The intelligence officer even tried to suggest, without dotting the i’s, that this was a rogue incident. He characterized it as an escalation of the “spirit of the commander,” a belligerence that has grown in the past weeks, especially since a Shiite commander took over the brigade that patrols this section of the south. He alluded to a “Levantine attitude” (by which I assume he meant macho behavior), leading Lebanese soldiers to make often imaginative hand gestures at the Israelis (“do you bite your thumb at me sir?”).

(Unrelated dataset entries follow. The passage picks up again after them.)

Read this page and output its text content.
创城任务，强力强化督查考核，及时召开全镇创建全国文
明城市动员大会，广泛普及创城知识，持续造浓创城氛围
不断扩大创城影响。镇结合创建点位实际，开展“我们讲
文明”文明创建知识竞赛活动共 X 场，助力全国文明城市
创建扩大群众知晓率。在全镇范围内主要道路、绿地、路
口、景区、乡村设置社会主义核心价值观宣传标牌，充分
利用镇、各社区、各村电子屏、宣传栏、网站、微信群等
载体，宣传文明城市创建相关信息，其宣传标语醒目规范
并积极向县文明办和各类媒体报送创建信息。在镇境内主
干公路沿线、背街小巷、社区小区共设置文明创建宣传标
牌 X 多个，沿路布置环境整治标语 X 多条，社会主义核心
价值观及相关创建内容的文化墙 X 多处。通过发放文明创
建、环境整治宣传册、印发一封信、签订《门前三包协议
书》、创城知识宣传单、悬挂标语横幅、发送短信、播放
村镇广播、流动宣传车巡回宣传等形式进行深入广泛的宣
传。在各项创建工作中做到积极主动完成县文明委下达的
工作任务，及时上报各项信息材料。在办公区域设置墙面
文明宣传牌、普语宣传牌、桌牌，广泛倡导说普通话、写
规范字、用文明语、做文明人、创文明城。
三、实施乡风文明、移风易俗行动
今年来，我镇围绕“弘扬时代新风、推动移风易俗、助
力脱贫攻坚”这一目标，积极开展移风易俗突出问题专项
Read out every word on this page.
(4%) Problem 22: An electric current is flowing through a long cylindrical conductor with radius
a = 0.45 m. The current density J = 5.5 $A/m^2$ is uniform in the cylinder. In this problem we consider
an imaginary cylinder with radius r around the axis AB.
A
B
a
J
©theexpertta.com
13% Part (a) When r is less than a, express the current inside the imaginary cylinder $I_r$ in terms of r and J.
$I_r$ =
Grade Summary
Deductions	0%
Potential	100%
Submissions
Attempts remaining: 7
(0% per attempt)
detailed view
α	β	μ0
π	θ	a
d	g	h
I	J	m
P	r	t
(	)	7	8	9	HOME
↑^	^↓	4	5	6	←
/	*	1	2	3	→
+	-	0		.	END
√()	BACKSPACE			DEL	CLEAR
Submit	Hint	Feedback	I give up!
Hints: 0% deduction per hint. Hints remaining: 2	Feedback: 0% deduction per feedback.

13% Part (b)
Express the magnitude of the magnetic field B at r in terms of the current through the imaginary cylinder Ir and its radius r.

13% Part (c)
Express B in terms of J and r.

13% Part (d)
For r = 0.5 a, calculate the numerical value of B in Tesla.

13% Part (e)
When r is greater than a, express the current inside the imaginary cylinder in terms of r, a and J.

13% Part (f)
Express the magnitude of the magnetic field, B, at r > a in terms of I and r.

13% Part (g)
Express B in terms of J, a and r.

Of course sniper fire aimed at a commanding officer in the background (first shot) and RPGs (after a lull) hardly seems constant with escalating the kind of chest-thumping described by the Israeli officer. And the most recent remarks from the Lebanese officer present at last night’s parlay with UNIFIL and an Israeli general make it clear that this came from the top. But theories on just what set of interests set in motion the aggression remain speculative.
Read it all.

2 Comments:

At 11:05 PM, Blogger Sunlight said...

Dear IDF chartmakers,

This graphic is excellent. However, the Blue Line on this graphic does not show up to the casual glance. Please make it as thick and saturated as the black line you have along the access road fenceline and please label it as the Blue LIne. Also, please mark and label the spot just over the fenceline where the photo of the guy pruning bushes from the bucket was taken. Also, please label the land between the access road fenceline and the blue line as *Israeli* land. Also, please put a box down on the right in the empty area with text specifying that the UN certified the withdrawal of Israel to the Blue Line, not the access road fenceline and put a website link to the certification. Also, in that same area, please add another box with a pullquote from the Leb. Army or UNIFIL (if there is one) saying that the first shot fired was the sniper assassination of the commander.

Thank you.

 
At 5:25 AM, Blogger NormanF said...

And for Israel, its important to break pita and humus with the murderers of David Hariri. G-d forbid avenging him would upset the US!